Beltrano culpa Fulano, e Fulano culpa Beltrano – esquizofrénica discussão em que todos brigam e ninguém tem razão. Há algo indesmentível; em Fevereiro não havia capacidade para a discussão do Orçamento Regional, porque o pedido de exoneração feito por Miguel Albuquerque implicava a demissão imediata do Executivo – Estatuto Político Administrativo da RAM, artigo 60º, nº1, al. b) – já que esta não carece de aceitação por parte do Representante da República, ao contrário do que acontece com o Primeiro-Ministro – em que o seu pedido de demissão obriga à aceitação do Presidente da República. Situação pela qual, ainda que Costa se tenha demitido em Novembro de 2023, foi possível votar o Orçamento de Estado para 2024 porque o pedido de exoneração feito em tal data apenas foi aceite à posteriori. Para os aprendizes de feiticeiro, eventual cenário deveria ter sido replicado na Pérola do Atlântico, só que bastava ler o Estatuto – tão sombrio quanto medieval – para coligir a incapacidade estatutária, democrática, constitucional e política que o Governo possuía para hipotética discussão.

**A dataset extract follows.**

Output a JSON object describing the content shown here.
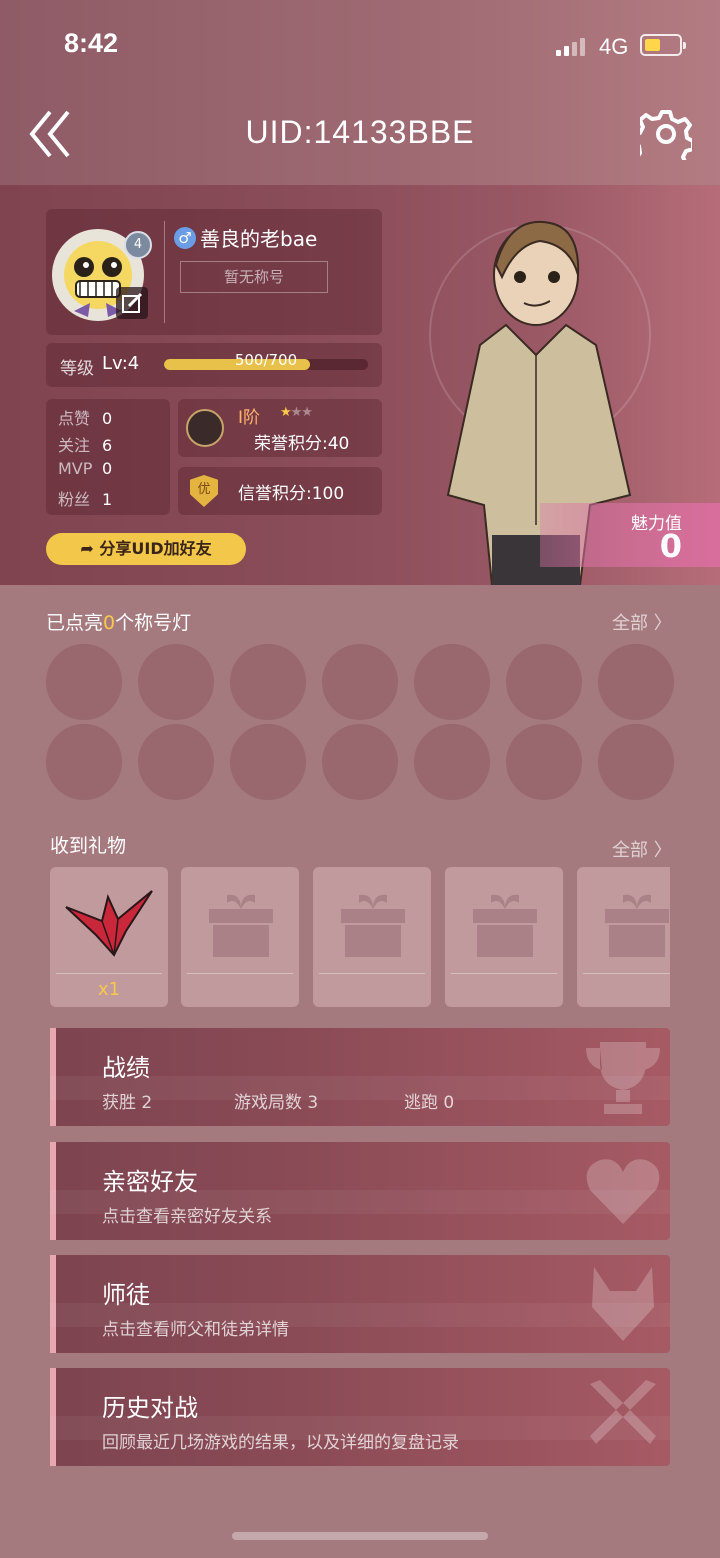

Como se não bastasse, a demissão para os mais desatentos marrecos ocorrera em Janeiro, sendo a discussão do Orçamento no início de Fevereiro, tanto PS como CH – dizem-se tão diferentes, mas são tão iguais – rapidamente se apressaram a apresentar duas sacrossantas moções de censura, sendo ambas agendadas, pasme-se, para antes da discussão do Orçamento. O que significa que, se tais moções vingassem, o Governo, ao abrigo do artigo 62º, nº1, al. d) do estertorante Estatuto Político Administrativo, padeceria da condição clínica de demitido por tal aprovação.

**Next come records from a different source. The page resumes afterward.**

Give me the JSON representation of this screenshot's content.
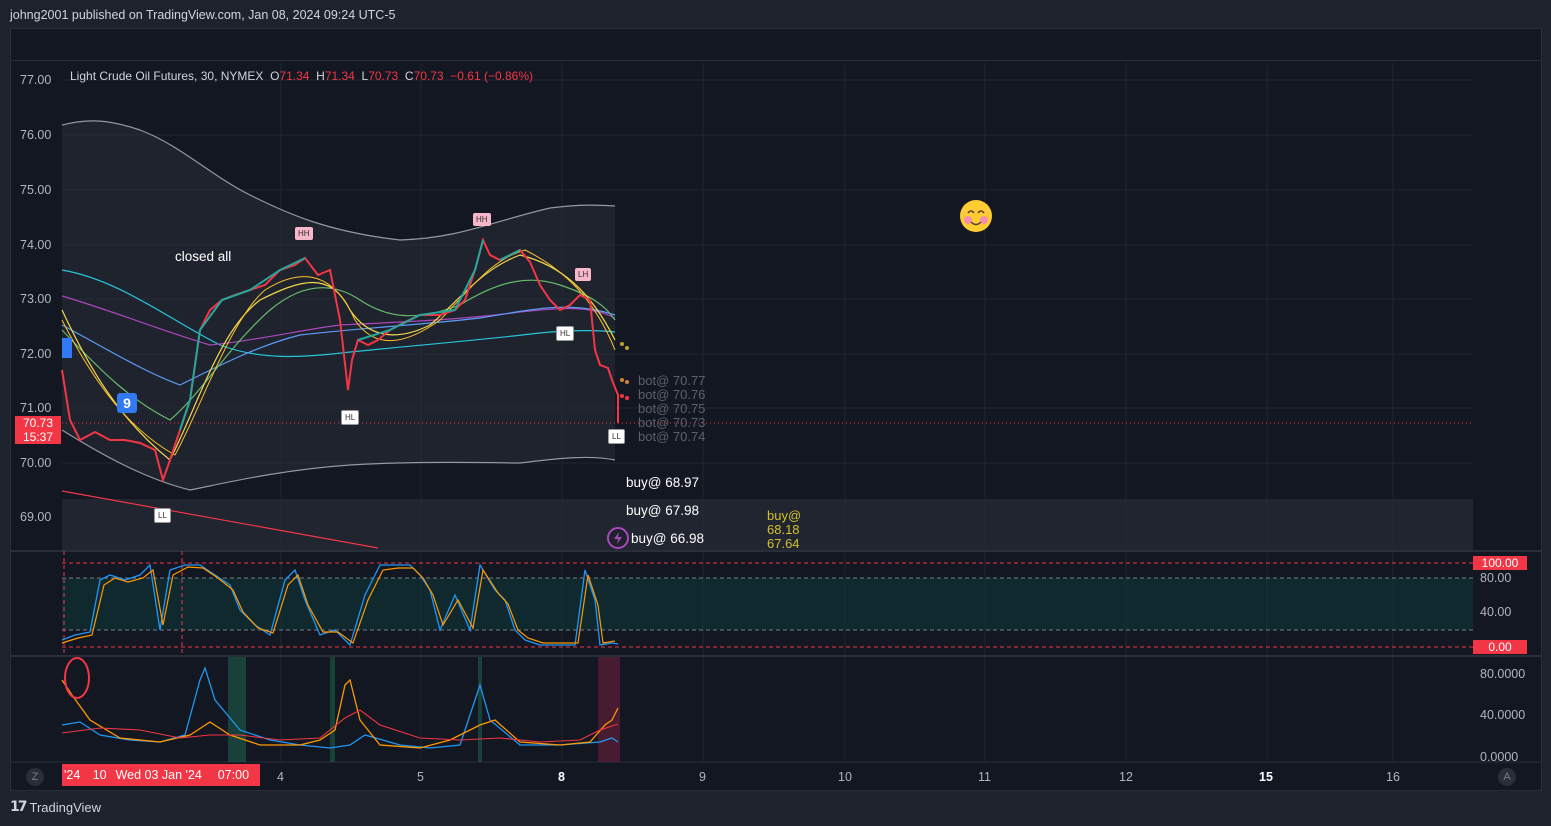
{
  "publisher": {
    "text": "johng2001 published on TradingView.com, Jan 08, 2024 09:24 UTC-5"
  },
  "legend": {
    "symbol": "Light Crude Oil Futures, 30, NYMEX",
    "o_label": "O",
    "o_value": "71.34",
    "h_label": "H",
    "h_value": "71.34",
    "l_label": "L",
    "l_value": "70.73",
    "c_label": "C",
    "c_value": "70.73",
    "change": "−0.61 (−0.86%)"
  },
  "price_tag": {
    "price": "70.73",
    "countdown": "15:37"
  },
  "y_axis_main": [
    "77.00",
    "76.00",
    "75.00",
    "74.00",
    "73.00",
    "72.00",
    "71.00",
    "70.00",
    "69.00"
  ],
  "y_axis_osc1": [
    "100.00",
    "80.00",
    "40.00",
    "0.00"
  ],
  "y_axis_osc2": [
    "80.0000",
    "40.0000",
    "0.0000"
  ],
  "x_axis": {
    "highlight": [
      "'24",
      "10",
      "Wed 03 Jan '24",
      "07:00"
    ],
    "labels": [
      "4",
      "5",
      "8",
      "9",
      "10",
      "11",
      "12",
      "15",
      "16"
    ]
  },
  "annotations": {
    "closed_all": "closed all",
    "bots": [
      "bot@ 70.77",
      "bot@ 70.76",
      "bot@ 70.75",
      "bot@ 70.73",
      "bot@ 70.74"
    ],
    "buys": [
      "buy@ 68.97",
      "buy@ 67.98",
      "buy@ 66.98"
    ],
    "buy_yellow": [
      "buy@",
      "68.18",
      "67.64"
    ]
  },
  "pivots": {
    "hh": "HH",
    "lh": "LH",
    "hl": "HL",
    "ll": "LL"
  },
  "badges": {
    "nine": "9"
  },
  "buttons": {
    "zoom": "Z",
    "auto": "A"
  },
  "footer": {
    "brand": "TradingView",
    "logo": "17"
  },
  "colors": {
    "up": "#26a69a",
    "down": "#f23645",
    "bg": "#131722",
    "accent": "#3179f5",
    "grid": "#2a2e39"
  }
}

Pondere-se que, caso nenhum destes episódios tivesse ocorrido, e a tão, agora, desejada votação do Orçamento fosse avante, querem os partidos da oposição, que hoje usam a ausência de Orçamento como arma de arremesso, fazer crer que o deixariam passar? Tamanha é a desconsideração pela inteligência do povo, que PS, JPP, CH, e IL rogam aos deuses para voltar atrás no tempo, mas sem nunca, nenhum deles, explicar que disponibilidade teria para concretizar análoga vontade. Porque se hoje centram o seu sentido de voto relativamente ao Programa de Governo, em função do protagonista que o personifica – que por acaso é o mesmo que apresentaria o Orçamento em Fevereiro –, dado o rebanho de suspeitas que em si recaem, com que descaramento bradam aos céus pela aprovação de tão apetitoso Orçamento nas condições políticas em que na altura a Região se encontrava. Não é plausível, nem tão pouco crível, que na situação mavórcia e belicista em que a política mergulhou – numa espécie de horda imprevisível –, houvesse condições políticas que assegurassem uma qualquer amásia para apadrinhar um Orçamento que se veio a saber de desejável adoção.

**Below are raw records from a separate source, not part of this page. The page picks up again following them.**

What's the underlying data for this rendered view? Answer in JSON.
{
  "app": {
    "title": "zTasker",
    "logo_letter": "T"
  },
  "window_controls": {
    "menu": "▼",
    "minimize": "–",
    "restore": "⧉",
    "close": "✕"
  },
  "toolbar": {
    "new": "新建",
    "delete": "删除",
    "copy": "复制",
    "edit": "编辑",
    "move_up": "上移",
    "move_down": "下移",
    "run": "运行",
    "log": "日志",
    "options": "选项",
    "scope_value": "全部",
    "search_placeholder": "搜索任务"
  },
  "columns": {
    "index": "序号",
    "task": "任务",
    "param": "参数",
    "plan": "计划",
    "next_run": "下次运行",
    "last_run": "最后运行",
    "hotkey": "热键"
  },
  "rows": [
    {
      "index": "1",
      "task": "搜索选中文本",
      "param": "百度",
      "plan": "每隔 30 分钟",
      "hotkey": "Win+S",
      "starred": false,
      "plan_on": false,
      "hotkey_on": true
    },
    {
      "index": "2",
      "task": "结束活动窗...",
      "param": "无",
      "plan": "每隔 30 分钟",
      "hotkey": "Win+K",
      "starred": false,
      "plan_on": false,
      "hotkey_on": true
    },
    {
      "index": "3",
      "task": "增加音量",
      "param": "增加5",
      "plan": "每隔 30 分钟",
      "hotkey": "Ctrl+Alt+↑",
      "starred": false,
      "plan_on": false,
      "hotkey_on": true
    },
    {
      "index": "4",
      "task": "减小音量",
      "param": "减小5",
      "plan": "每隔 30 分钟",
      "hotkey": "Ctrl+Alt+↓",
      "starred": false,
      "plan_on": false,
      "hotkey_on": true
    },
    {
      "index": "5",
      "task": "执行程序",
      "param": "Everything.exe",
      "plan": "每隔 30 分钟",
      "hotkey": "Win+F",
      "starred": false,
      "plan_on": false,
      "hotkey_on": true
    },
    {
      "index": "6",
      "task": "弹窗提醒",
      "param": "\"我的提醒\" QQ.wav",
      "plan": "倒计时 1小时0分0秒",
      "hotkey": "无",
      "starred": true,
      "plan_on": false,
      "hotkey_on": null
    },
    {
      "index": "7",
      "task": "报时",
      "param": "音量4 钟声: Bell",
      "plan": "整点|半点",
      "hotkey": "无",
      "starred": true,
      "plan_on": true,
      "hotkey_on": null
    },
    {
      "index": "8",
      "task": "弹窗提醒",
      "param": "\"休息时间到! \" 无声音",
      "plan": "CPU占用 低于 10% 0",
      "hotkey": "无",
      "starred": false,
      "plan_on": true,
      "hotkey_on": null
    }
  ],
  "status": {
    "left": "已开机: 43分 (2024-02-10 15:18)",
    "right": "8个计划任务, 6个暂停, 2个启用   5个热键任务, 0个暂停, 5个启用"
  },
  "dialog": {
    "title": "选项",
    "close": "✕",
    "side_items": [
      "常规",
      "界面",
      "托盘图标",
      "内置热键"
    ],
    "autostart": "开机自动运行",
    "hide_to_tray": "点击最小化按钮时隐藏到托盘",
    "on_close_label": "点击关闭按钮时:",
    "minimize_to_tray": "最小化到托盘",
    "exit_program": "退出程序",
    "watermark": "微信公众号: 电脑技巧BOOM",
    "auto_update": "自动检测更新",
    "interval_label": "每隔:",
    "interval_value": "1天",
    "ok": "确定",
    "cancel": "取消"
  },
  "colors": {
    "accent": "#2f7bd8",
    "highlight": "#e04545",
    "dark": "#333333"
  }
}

A crise política que foi desencadeada juntamente com os resultados eleitorais do passado dia 26 de Maio deveria ter sido uma oportunidade para todos aterrarem conscienciosamente na realidade e, com isso, procurarem soluções à margem da bolha prestidigitadora normalmente montada pelos Sherlock Holmes. A saída será penosa para todos, uns serão mais prejudicados, outros menos amalgamados, mas nenhum sairá intacto, e creio que nem melhor do que estão hoje. E restarão as planícies de dignidade e as ilhas de moralidade em que vários se autocolocaram, apoiados num pedestal suportado pela visão deles próprios em relação às suas pessoas, e que dali não sabem, mas querem, sair, tamanha é a queda que perspetivam de tão alto se consideraram.
Por fim, façam-nos um grande favor: deixem os proselitismos de parte... e entendam-se!